A couple important things to keep in mind of:
Yelp will sometimes remove reviews from your site even if it’s a 4 or 5 star review. They do this in order to weed out non-trusted reviewers, people with a LOW user activity or simply to pull a review that looks suspicious of its given ranking. Be cautious about leaving reviews or having reviews left by family or friends. With the ability to link your business profile with your personal profile and along with having a Facebook page, Yelp can determine who your friends and family are and see if they have listings provided by Yelp. Once they see that relationship, that review will be removed. The last thing I want to include is IP address. For example, if I’m leaving a review for a restaurant located in Chicago but I live in Burley, ID, Yelp will be able to determine if I’ve done any searches for restaurants in Chicago and also where I was doing those searches. It would see that I’m nowhere near Chicago and neither is my IP address. Therefor my review would be removed. I know this sounds like a bummer but Yelp says their “Review Filter” takes these steps so everyone site wide has an equal and fair chance at ranking properly.

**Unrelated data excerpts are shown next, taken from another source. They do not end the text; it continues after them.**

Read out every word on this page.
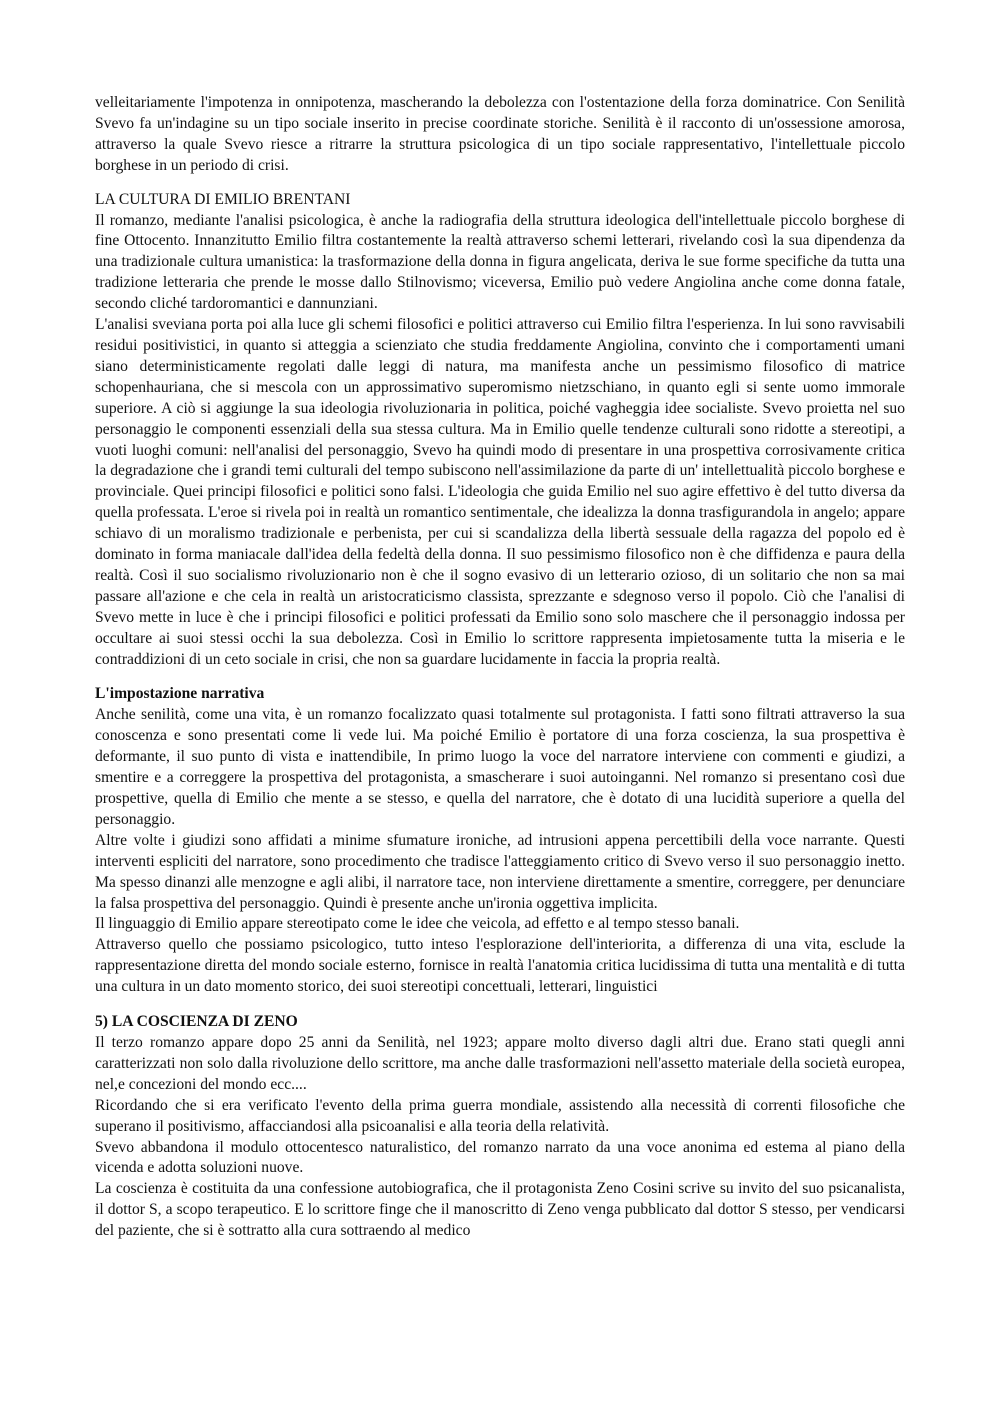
velleitariamente l'impotenza in onnipotenza, mascherando la debolezza con l'ostentazione della forza dominatrice. Con Senilità Svevo fa un'indagine su un tipo sociale inserito in precise coordinate storiche. Senilità è il racconto di un'ossessione amorosa, attraverso la quale Svevo riesce a ritrarre la struttura psicologica di un tipo sociale rappresentativo, l'intellettuale piccolo borghese in un periodo di crisi.

LA CULTURA DI EMILIO BRENTANI

Il romanzo, mediante l'analisi psicologica, è anche la radiografia della struttura ideologica dell'intellettuale piccolo borghese di fine Ottocento. Innanzitutto Emilio filtra costantemente la realtà attraverso schemi letterari, rivelando così la sua dipendenza da una tradizionale cultura umanistica: la trasformazione della donna in figura angelicata, deriva le sue forme specifiche da tutta una tradizione letteraria che prende le mosse dallo Stilnovismo; viceversa, Emilio può vedere Angiolina anche come donna fatale, secondo cliché tardoromantici e dannunziani.

L'analisi sveviana porta poi alla luce gli schemi filosofici e politici attraverso cui Emilio filtra l'esperienza. In lui sono ravvisabili residui positivistici, in quanto si atteggia a scienziato che studia freddamente Angiolina, convinto che i comportamenti umani siano deterministicamente regolati dalle leggi di natura, ma manifesta anche un pessimismo filosofico di matrice schopenhauriana, che si mescola con un approssimativo superomismo nietzschiano, in quanto egli si sente uomo immorale superiore. A ciò si aggiunge la sua ideologia rivoluzionaria in politica, poiché vagheggia idee socialiste. Svevo proietta nel suo personaggio le componenti essenziali della sua stessa cultura. Ma in Emilio quelle tendenze culturali sono ridotte a stereotipi, a vuoti luoghi comuni: nell'analisi del personaggio, Svevo ha quindi modo di presentare in una prospettiva corrosivamente critica la degradazione che i grandi temi culturali del tempo subiscono nell'assimilazione da parte di un' intellettualità piccolo borghese e provinciale. Quei principi filosofici e politici sono falsi. L'ideologia che guida Emilio nel suo agire effettivo è del tutto diversa da quella professata. L'eroe si rivela poi in realtà un romantico sentimentale, che idealizza la donna trasfigurandola in angelo; appare schiavo di un moralismo tradizionale e perbenista, per cui si scandalizza della libertà sessuale della ragazza del popolo ed è dominato in forma maniacale dall'idea della fedeltà della donna. Il suo pessimismo filosofico non è che diffidenza e paura della realtà. Così il suo socialismo rivoluzionario non è che il sogno evasivo di un letterario ozioso, di un solitario che non sa mai passare all'azione e che cela in realtà un aristocraticismo classista, sprezzante e sdegnoso verso il popolo. Ciò che l'analisi di Svevo mette in luce è che i principi filosofici e politici professati da Emilio sono solo maschere che il personaggio indossa per occultare ai suoi stessi occhi la sua debolezza. Così in Emilio lo scrittore rappresenta impietosamente tutta la miseria e le contraddizioni di un ceto sociale in crisi, che non sa guardare lucidamente in faccia la propria realtà.

L'impostazione narrativa

Anche senilità, come una vita, è un romanzo focalizzato quasi totalmente sul protagonista. I fatti sono filtrati attraverso la sua conoscenza e sono presentati come li vede lui. Ma poiché Emilio è portatore di una forza coscienza, la sua prospettiva è deformante, il suo punto di vista e inattendibile, In primo luogo la voce del narratore interviene con commenti e giudizi, a smentire e a correggere la prospettiva del protagonista, a smascherare i suoi autoinganni. Nel romanzo si presentano così due prospettive, quella di Emilio che mente a se stesso, e quella del narratore, che è dotato di una lucidità superiore a quella del personaggio.

Altre volte i giudizi sono affidati a minime sfumature ironiche, ad intrusioni appena percettibili della voce narrante. Questi interventi espliciti del narratore, sono procedimento che tradisce l'atteggiamento critico di Svevo verso il suo personaggio inetto. Ma spesso dinanzi alle menzogne e agli alibi, il narratore tace, non interviene direttamente a smentire, correggere, per denunciare la falsa prospettiva del personaggio. Quindi è presente anche un'ironia oggettiva implicita.

Il linguaggio di Emilio appare stereotipato come le idee che veicola, ad effetto e al tempo stesso banali.

Attraverso quello che possiamo psicologico, tutto inteso l'esplorazione dell'interiorita, a differenza di una vita, esclude la rappresentazione diretta del mondo sociale esterno, fornisce in realtà l'anatomia critica lucidissima di tutta una mentalità e di tutta una cultura in un dato momento storico, dei suoi stereotipi concettuali, letterari, linguistici

5) LA COSCIENZA DI ZENO

Il terzo romanzo appare dopo 25 anni da Senilità, nel 1923; appare molto diverso dagli altri due. Erano stati quegli anni caratterizzati non solo dalla rivoluzione dello scrittore, ma anche dalle trasformazioni nell'assetto materiale della società europea, nel,e concezioni del mondo ecc....

Ricordando che si era verificato l'evento della prima guerra mondiale, assistendo alla necessità di correnti filosofiche che superano il positivismo, affacciandosi alla psicoanalisi e alla teoria della relatività.

Svevo abbandona il modulo ottocentesco naturalistico, del romanzo narrato da una voce anonima ed estema al piano della vicenda e adotta soluzioni nuove.

La coscienza è costituita da una confessione autobiografica, che il protagonista Zeno Cosini scrive su invito del suo psicanalista, il dottor S, a scopo terapeutico. E lo scrittore finge che il manoscritto di Zeno venga pubblicato dal dottor S stesso, per vendicarsi del paziente, che si è sottratto alla cura sottraendo al medico
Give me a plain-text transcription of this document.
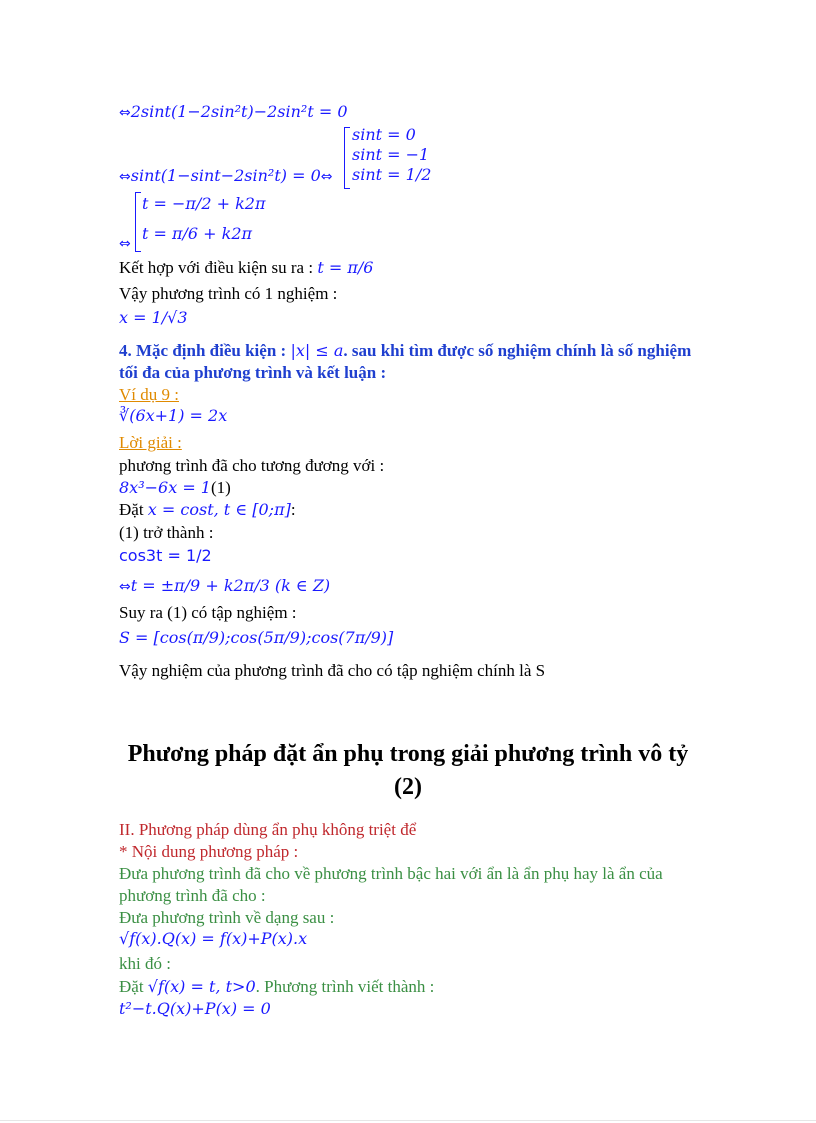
⇔2sint(1−2sin²t)−2sin²t = 0
⇔sint(1−sint−2sin²t) = 0⇔
sint = 0
sint = −1
sint = 1/2
⇔
t = −π/2 + k2π
t = π/6 + k2π
Kết hợp với điều kiện su ra : t = π/6
Vậy phương trình có 1 nghiệm :
x = 1/√3
4. Mặc định điều kiện : |x| ≤ a. sau khi tìm được số nghiệm chính là số nghiệm
tối đa của phương trình và kết luận :
Ví dụ 9 :
∛(6x+1) = 2x
Lời giải :
phương trình đã cho tương đương với :
8x³−6x = 1(1)
Đặt x = cost, t ∈ [0;π]:
(1) trở thành :
cos3t = 1/2
⇔t = ±π/9 + k2π/3 (k ∈ Z)
Suy ra (1) có tập nghiệm :
S = [cos(π/9);cos(5π/9);cos(7π/9)]
Vậy nghiệm của phương trình đã cho có tập nghiệm chính là S
Phương pháp đặt ẩn phụ trong giải phương trình vô tỷ
(2)
II. Phương pháp dùng ẩn phụ không triệt để
* Nội dung phương pháp :
Đưa phương trình đã cho về phương trình bậc hai với ẩn là ẩn phụ hay là ẩn của
phương trình đã cho :
Đưa phương trình về dạng sau :
√f(x).Q(x) = f(x)+P(x).x
khi đó :
Đặt √f(x) = t, t>0. Phương trình viết thành :
t²−t.Q(x)+P(x) = 0
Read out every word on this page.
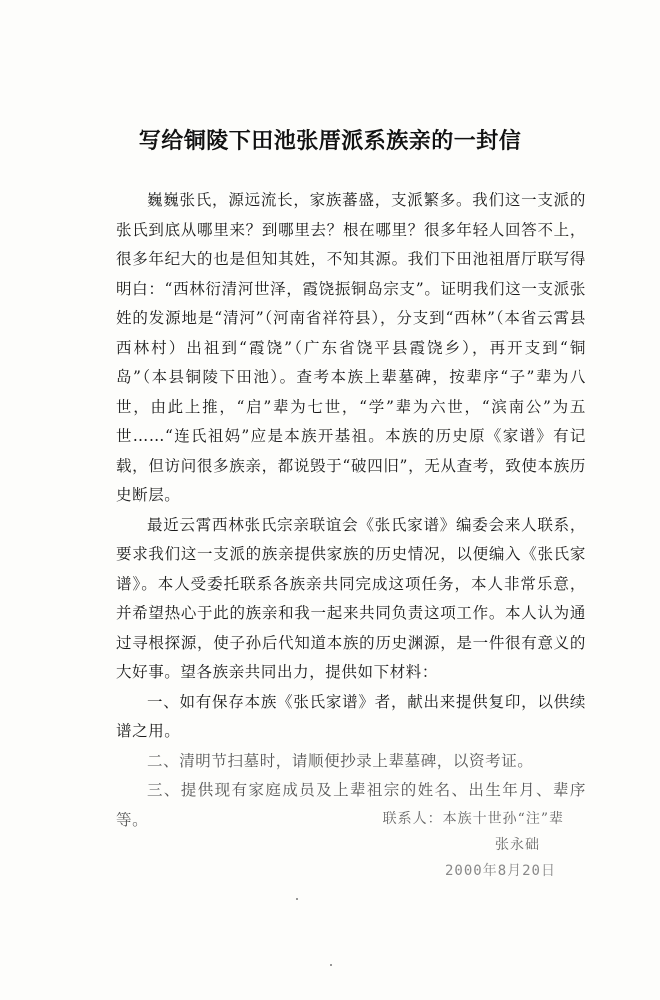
写给铜陵下田池张厝派系族亲的一封信

巍巍张氏，源远流长，家族蕃盛，支派繁多。我们这一支派的张氏到底从哪里来？到哪里去？根在哪里？很多年轻人回答不上，很多年纪大的也是但知其姓，不知其源。我们下田池祖厝厅联写得明白：“西林衍清河世泽，霞饶振铜岛宗支”。证明我们这一支派张姓的发源地是“清河”（河南省祥符县），分支到“西林”（本省云霄县西林村）出祖到“霞饶”（广东省饶平县霞饶乡），再开支到“铜岛”（本县铜陵下田池）。查考本族上辈墓碑，按辈序“子”辈为八世，由此上推，“启”辈为七世，“学”辈为六世，“滨南公”为五世……“连氏祖妈”应是本族开基祖。本族的历史原《家谱》有记载，但访问很多族亲，都说毁于“破四旧”，无从查考，致使本族历史断层。

最近云霄西林张氏宗亲联谊会《张氏家谱》编委会来人联系，要求我们这一支派的族亲提供家族的历史情况，以便编入《张氏家谱》。本人受委托联系各族亲共同完成这项任务，本人非常乐意，并希望热心于此的族亲和我一起来共同负责这项工作。本人认为通过寻根探源，使子孙后代知道本族的历史渊源，是一件很有意义的大好事。望各族亲共同出力，提供如下材料：

一、如有保存本族《张氏家谱》者，献出来提供复印，以供续谱之用。

二、清明节扫墓时，请顺便抄录上辈墓碑，以资考证。

三、提供现有家庭成员及上辈祖宗的姓名、出生年月、辈序等。	联系人：本族十世孙“注”辈
张永础
2000年8月20日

The one thing I do know is this…Yahoo’s change was a big slap in the face to all local businesses and the removal of 10, 20 or 30+ reviews that have been gathered over the last 1, 2 or 5 years for the 1 or 2 you might have obtained from Yelp over that same period, from possibly a disgruntled customer/employee is a complete head scratcher. The fact that Yahoo sees no fault in their actions makes me think that Yahoo saw their reviews in the overall spectrum to have little, or no value in local search.
To sum it up, to Yahoo, their reviews are to what toilet paper is to the human being. At one point so easily accessible, viewable and readily used only to be crumbled up and flushed drown the drain to only be forgotten about.